«(…) Tal como antes, quando
obrigara Betty a manter-se silenciosa sobre os resultados da sua ressonância
magnética. Porquê? Não é nada que possa envergonhar alguém, retorquira Betty, traçando,
na perspectiva de Helen, uma fronteira invisível. Era a ela que pertencia o seu
corpo e a decisão era só sua quanto ao conhecimento das suas fotografias clínicas
e a quem as poderia ver. Finalmente Betty conseguira ser convencida, de colega para
colega, a guardar a informação só para si. Até Claude ter aparecido de repente e
a conversa ter terminado abruptamente com a sua entrada em cena. Ao reparar no silêncio
que se gerara, Claude ficara visivelmente consternado e perguntara-lhes: estiveram
a discutir? Mas ambas ignoraram o seu embaraço com sorrisos.
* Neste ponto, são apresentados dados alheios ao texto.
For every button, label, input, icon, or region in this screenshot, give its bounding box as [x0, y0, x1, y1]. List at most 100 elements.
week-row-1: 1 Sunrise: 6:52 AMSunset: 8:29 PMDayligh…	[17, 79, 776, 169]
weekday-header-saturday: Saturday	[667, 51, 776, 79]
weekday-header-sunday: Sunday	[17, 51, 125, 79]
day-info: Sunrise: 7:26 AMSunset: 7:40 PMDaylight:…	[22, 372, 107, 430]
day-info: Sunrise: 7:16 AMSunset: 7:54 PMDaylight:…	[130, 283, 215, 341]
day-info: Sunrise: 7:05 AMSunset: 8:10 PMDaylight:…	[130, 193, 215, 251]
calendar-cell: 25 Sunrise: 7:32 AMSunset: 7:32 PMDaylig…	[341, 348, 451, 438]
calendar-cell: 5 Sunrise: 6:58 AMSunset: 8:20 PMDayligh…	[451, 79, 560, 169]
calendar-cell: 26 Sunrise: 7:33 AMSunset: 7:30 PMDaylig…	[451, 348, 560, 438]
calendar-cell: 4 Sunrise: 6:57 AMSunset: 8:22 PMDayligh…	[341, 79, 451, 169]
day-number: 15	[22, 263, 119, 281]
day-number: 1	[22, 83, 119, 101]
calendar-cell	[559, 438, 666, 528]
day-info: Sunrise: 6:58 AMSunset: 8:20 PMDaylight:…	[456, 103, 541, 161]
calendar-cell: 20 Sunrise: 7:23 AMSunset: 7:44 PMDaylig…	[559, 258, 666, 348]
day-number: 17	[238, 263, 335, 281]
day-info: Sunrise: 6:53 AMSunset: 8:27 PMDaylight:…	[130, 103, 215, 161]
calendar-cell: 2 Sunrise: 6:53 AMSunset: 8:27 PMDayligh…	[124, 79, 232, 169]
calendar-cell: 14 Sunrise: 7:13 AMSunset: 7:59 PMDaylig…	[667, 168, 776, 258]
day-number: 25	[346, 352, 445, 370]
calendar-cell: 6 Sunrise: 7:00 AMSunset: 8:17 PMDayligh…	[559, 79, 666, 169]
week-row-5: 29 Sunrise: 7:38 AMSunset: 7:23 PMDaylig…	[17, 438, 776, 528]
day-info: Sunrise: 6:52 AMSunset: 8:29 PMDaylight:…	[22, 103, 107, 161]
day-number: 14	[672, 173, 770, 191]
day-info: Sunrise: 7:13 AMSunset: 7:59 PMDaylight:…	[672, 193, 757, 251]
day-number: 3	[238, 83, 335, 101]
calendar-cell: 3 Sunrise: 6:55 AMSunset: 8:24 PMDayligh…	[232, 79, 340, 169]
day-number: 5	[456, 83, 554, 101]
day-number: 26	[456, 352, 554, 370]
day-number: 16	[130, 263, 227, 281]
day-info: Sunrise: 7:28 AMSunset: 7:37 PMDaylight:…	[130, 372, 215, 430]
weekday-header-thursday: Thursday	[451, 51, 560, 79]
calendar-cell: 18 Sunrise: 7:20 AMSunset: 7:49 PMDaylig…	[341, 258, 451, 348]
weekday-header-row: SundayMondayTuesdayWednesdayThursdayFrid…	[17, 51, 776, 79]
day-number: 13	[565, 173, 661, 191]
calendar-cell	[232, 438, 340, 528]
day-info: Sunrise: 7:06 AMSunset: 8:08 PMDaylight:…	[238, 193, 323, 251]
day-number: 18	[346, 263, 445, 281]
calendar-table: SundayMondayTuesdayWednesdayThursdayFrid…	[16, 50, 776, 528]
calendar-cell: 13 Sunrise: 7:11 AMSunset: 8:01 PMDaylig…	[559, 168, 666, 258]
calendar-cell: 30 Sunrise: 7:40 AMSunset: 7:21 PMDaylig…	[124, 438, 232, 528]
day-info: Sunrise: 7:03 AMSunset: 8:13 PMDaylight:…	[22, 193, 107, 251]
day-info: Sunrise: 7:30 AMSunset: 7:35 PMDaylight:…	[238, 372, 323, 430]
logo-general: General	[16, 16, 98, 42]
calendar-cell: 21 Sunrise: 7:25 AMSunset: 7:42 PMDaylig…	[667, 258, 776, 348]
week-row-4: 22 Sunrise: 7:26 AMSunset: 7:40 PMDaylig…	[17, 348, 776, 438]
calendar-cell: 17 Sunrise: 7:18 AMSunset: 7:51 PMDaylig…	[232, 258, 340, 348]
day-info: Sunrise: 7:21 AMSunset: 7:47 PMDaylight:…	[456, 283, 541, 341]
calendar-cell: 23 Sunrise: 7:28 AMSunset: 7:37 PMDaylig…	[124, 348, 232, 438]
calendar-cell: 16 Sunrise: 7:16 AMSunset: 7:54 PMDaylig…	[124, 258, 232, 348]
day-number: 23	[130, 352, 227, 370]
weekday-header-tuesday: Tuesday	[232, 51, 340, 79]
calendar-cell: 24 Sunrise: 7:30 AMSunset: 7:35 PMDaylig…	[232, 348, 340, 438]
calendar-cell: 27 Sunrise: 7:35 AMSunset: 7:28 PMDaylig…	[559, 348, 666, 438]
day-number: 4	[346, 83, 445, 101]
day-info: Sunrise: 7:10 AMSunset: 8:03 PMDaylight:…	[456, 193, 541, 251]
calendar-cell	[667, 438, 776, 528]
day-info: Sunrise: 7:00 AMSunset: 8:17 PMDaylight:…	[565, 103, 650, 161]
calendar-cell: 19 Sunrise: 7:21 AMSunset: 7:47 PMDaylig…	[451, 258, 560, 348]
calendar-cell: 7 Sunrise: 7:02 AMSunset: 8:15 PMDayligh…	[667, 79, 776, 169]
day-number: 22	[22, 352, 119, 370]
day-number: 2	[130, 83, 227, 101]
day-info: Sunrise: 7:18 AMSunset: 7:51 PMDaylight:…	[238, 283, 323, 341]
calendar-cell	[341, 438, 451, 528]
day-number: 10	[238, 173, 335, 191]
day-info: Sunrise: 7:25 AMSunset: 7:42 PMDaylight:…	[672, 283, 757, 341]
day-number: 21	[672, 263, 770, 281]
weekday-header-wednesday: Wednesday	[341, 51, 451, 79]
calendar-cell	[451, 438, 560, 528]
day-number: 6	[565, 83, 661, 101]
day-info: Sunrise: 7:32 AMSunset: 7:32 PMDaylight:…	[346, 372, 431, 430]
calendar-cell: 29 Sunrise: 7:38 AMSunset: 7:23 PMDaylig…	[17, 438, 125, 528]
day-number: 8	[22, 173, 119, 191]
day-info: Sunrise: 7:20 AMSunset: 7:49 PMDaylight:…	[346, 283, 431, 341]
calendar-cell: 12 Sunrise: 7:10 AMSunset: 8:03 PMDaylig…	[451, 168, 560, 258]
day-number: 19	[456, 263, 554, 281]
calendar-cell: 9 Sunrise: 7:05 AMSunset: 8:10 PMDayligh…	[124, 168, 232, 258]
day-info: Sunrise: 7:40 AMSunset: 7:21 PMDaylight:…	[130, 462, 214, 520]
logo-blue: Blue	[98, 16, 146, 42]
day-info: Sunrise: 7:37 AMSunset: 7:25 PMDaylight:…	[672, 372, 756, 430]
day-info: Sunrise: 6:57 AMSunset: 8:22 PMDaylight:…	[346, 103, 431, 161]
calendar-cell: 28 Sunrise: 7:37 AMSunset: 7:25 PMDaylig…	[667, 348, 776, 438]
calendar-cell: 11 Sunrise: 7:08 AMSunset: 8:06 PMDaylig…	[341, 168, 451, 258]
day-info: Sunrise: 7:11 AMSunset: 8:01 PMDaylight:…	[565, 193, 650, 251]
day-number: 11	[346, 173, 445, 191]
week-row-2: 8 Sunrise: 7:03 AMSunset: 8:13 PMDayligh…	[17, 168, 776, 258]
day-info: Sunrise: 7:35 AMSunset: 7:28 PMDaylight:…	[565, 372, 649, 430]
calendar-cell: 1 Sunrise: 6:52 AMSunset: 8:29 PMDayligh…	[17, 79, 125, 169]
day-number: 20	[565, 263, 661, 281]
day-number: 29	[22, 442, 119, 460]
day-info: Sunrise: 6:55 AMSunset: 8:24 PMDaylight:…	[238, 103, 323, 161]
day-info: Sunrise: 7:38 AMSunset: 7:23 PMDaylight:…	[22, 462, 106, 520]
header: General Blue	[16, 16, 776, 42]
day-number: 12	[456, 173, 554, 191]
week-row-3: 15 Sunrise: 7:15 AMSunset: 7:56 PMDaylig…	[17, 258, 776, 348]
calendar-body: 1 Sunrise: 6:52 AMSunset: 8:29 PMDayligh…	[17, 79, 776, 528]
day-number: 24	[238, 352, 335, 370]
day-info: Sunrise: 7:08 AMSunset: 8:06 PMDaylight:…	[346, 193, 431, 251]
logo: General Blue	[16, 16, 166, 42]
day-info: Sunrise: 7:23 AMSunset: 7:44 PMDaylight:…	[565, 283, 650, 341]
E depois Helen resolvera,
espontaneamente, folgar durante o resto do dia sem, no entanto, deixar de se assegurar
de que todos os registos da sua experiência haviam sido destruídos. Mas agora
sentia-se arrasada. A cabeça doía-lhe, como acontecia tantas vezes quando tinha
de suportar ruídos mais altos. Com as pontas dos polegares e dos dedos indicadores
massajou as sobrancelhas. A seguir teria de tomar um comprimido ou, melhor, dois.
O meu corpo pertence-me, repetiu ela, baixinho. Eram as mesmas palavras que
dissera a Betty. Mas nem sempre fora assim. Era por isso que não gostava que os
outros pudessem ver o que se passava no ambiente secreto do seu corpo? Fora por
isso que reagira tão violentamente perante Betty? Devido à preocupação de que a
imagem do seu cérebro pudesse ser divulgada? Por instantes, viu a capa da Vogue
com a imagem da sua própria cabeça, e apressou-se a fechar os olhos com força
para afugentar essa visão. Suspirando, ergueu o rosto ao Sol e sentiu o calor
na testa. Era como se tivesse a esperança de que os raios ultravioletas lhe
queimassem os pensamentos tão sombrios.
Helen meteu a mão no bolso do casaco
e sentiu o papel do envelope entre os dedos. Tirou-o e olhou para a carta com o
timbre do Museu do Louvre, de Paris. Por baixo encontrava-se também o nome do diretor
da Coleção de Pintura, Louis Roussel. Leu de novo as linhas que ele lhe
enviara. Roussel expressava a sua satisfação por poder recebê-la em breve em Paris,
no Centro de Pesquisa e Restauro dos Museus de França (conhecido,
abreviadamente, por C2RMF). Tudo estava a postos para a investigação prevista. Além
disso, Roussel sublinhava mais uma vez a necessidade de manter o maior sigilo. Por
razões de segurança. E nem mesmo os seus colaboradores mais próximos, como Betty
ou Claude, deviam saber qual era exactamente o propósito da sua deslocação a Paris.
Se lhe parecia tudo algo exagerado, também servia para tornar a viagem mais atraente.
Um sorriso animou-lhe o rosto. Pensar em Paris despertava-lhe recordações antigas.
De um Verão passado. Vivera em Paris os seus momentos mais bonitos..., mas também
os piores. Helen dobrou o envelope para caber no bolso do casaco e roçou com a mão
no telemóvel. Um pouco desajeitadamente, tirou o headset e enfiou o pequeno auricular
no ouvido. Desde que lera numa revista especializada um estudo sueco, segundo o
qual as radiações dos telemóveis podiam provocar alterações no cérebro, recusava-se
a encostar directamente o aparelho ao ouvido.
Marcou o número do telemóvel de
Madeleine e demorou algum tempo até ouvir o sinal de chamada, o que lhe
provocou uma dor penetrante que se alastrou do ouvido interno até à têmpora. Depois
de cinco toques de chamada, foi encaminhada para a caixa de correio de voz. Helen
alegrou-se ao ouvir a voz clara da sua filha, que pedia para, depois do sinal sonoro,
lhe deixarem uma mensagem. Gostaria mais, no entanto, de ter falado directamente
com ela. Desligou. Seria de supor que estivesse em alguma sessão de terapia. A
rotina diária da clínica de San Antonio estava visivelmente organizada, o que
fazia parte da terapia. Há quanto tempo é que não via Madeleine? Há seis
semanas bem compridas. Mas era o que os médicos queriam porque era também o que
Madeleine queria. Helen soltou um suspiro bem audível. Ao pensar na filha, o coração
ainda lhe pesava mais». In Tibor Rode, O Vírus Mona Lisa, 2016,
Topseller, 20/20 Editora, 2016, ISBN 978-989-883-989-3.